The principle of diet in spring is gentle nourishment, with a focus on nourishing the liver and spleen. During this season, the liver is dominant, and its physiological characteristics are like the growth of trees in spring, governing the rise of yang energy throughout the body. If liver function is impaired, it leads to disorder in the circulation of qi and blood throughout the body, disturbing other organs and causing disease. Furthermore, the sour flavor enters the liver, which is its natural taste. If an already overactive liver in spring consumes an excessive amount of sour food, it will cause an excess of liver qi. Since the liver overacts on the spleen, this will inevitably damage the spleen. The spleen is also closely related to the stomach; thus, a weak spleen hinders the digestive and absorptive functions of the stomach and spleen. The sweet flavor enters the spleen and is best for replenishing spleen qi. A healthy spleen, in turn, assists liver qi. Therefore, spring nourishment should be as the centenarian Tang dynasty physician Sun Simiao said: "Reduce sourness and increase sweetness to nourish the spleen." This means eating less sour and more sweet foods to nourish both the liver and spleen, which is greatly beneficial for preventing disease and maintaining health.

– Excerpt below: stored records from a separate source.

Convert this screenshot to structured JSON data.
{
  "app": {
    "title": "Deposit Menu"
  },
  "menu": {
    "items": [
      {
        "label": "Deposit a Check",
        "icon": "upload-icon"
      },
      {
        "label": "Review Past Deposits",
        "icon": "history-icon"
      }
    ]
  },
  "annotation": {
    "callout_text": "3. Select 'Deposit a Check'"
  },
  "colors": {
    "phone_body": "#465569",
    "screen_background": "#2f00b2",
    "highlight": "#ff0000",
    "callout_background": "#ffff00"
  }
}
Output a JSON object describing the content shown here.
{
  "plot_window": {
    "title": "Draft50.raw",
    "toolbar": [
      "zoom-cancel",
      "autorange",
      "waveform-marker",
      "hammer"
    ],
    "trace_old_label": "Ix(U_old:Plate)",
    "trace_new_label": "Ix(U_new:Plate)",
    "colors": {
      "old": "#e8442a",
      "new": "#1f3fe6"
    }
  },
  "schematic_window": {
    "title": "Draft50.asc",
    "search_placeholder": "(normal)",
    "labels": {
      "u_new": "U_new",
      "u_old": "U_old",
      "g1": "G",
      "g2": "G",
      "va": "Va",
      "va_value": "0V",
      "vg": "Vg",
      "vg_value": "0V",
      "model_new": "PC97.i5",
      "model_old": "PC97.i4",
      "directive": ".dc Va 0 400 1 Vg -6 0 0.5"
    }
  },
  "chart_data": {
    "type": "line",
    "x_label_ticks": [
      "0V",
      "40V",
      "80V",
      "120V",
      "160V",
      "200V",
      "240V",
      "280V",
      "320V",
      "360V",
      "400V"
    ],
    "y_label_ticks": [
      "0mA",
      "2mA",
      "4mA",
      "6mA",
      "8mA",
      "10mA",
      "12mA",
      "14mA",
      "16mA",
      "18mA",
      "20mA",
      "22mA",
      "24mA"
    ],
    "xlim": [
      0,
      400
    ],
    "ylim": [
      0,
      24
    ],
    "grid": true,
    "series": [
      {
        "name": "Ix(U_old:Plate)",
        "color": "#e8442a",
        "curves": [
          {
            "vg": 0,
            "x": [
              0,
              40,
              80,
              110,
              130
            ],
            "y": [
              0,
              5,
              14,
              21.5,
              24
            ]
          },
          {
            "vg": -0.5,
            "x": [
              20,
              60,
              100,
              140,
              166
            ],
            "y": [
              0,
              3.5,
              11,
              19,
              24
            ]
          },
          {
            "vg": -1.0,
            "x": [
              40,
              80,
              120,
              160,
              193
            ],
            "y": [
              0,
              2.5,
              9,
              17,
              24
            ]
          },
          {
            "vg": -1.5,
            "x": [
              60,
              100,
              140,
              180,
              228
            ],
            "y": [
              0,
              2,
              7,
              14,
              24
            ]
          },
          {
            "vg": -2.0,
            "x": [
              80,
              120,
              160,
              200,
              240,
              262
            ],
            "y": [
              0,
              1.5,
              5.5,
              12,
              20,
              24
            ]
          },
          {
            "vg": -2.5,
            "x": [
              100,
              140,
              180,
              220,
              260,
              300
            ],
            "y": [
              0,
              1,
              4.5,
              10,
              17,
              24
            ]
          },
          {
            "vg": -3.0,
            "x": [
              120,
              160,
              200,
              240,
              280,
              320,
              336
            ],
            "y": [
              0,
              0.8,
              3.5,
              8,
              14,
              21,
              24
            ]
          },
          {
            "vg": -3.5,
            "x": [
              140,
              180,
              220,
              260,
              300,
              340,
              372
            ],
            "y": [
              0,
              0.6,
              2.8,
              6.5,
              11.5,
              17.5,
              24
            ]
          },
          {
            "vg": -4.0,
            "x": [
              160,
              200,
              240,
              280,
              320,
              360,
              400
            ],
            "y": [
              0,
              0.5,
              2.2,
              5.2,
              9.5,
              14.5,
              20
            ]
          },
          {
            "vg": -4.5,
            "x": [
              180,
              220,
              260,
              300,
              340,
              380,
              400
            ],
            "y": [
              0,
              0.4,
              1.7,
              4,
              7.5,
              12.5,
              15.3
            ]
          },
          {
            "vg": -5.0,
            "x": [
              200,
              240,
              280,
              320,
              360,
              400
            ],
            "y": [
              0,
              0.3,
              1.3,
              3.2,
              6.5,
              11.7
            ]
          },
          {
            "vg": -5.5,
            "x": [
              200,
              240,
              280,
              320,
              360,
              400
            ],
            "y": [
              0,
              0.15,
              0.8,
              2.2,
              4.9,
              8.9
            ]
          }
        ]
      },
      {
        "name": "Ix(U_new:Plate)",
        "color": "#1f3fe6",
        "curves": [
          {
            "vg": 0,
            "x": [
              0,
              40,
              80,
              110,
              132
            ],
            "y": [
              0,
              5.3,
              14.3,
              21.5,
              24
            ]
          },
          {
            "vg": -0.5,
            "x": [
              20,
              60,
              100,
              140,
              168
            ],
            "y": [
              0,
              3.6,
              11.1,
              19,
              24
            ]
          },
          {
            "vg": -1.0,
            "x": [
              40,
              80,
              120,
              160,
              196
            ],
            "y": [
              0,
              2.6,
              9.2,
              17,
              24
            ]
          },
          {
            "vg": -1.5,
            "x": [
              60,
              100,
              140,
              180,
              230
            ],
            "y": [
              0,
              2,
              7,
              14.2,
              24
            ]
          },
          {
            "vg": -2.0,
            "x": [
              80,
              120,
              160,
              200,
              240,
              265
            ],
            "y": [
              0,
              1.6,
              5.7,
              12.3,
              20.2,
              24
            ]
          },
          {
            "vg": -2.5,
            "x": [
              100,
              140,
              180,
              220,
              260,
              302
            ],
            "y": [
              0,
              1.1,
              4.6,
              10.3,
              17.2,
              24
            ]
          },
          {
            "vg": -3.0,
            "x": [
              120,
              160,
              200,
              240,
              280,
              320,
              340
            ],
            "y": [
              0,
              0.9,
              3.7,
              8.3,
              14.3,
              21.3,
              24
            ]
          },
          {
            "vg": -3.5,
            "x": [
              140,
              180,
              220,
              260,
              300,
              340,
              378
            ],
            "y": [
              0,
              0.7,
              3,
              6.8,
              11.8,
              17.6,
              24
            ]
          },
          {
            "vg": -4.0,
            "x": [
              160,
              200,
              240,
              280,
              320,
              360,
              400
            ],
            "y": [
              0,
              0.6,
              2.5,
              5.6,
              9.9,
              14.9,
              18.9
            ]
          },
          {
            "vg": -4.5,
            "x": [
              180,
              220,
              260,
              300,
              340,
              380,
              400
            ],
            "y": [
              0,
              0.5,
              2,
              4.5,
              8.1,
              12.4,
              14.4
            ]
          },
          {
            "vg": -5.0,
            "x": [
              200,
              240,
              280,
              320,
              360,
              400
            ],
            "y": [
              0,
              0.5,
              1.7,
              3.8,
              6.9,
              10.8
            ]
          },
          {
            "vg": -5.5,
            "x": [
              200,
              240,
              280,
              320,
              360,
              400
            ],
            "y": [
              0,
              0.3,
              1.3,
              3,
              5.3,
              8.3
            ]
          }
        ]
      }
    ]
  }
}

For foods that are warm in nature and sweet in flavor, the first choices are grains, such as glutinous rice, black rice, sorghum, broomcorn millet, and oats; fruits and vegetables, such as sword bean, pumpkin, lentil, red date, longan, walnut, and chestnut; and meat and fish, such as beef, pork tripe, crucian carp, crucian, sea bass, grass carp, and rice eel. By absorbing rich nutrients from these foods, the effects of nourishing the liver and strengthening the spleen can complement each other.
Secondly, one should follow the ascending energy of spring and eat more foods that warmly tonify yang qi. This is especially true in early spring when there is still the lingering cold of winter. You can choose to eat leeks, garlic, onions, konjac, turnip, mustard greens, cilantro, ginger, and scallions. These vegetables are all warm in nature and pungent in flavor; they can both expel wind and cold, and inhibit bacteria that breed in damp environments.
Again, on warm spring days or during the sudden heat of late spring, it is easy to stir up stagnant heat within the body, leading to liver fire, or cause the body's fluids to be lost. You can appropriately eat some foods that clear internal heat and nourish the liver, such as buckwheat, Job's tears, shepherd's purse, spinach, water spinach, celery, chrysanthemum seedlings, lettuce, eggplant, water chestnut, cucumber, and mushrooms. These foods are all cool in nature and sweet in flavor, and can clear internal heat, moisten the liver, and brighten the eyes.
As for fresh fruits, although they have the effects of clearing heat, generating fluids, and quenching thirst, most are sour and not suitable for excessive consumption in spring. If you need to clear internal heat, it is better to eat sweet and cool fruits like bananas, raw pears, sugarcane, or dried fruits like persimmon cakes.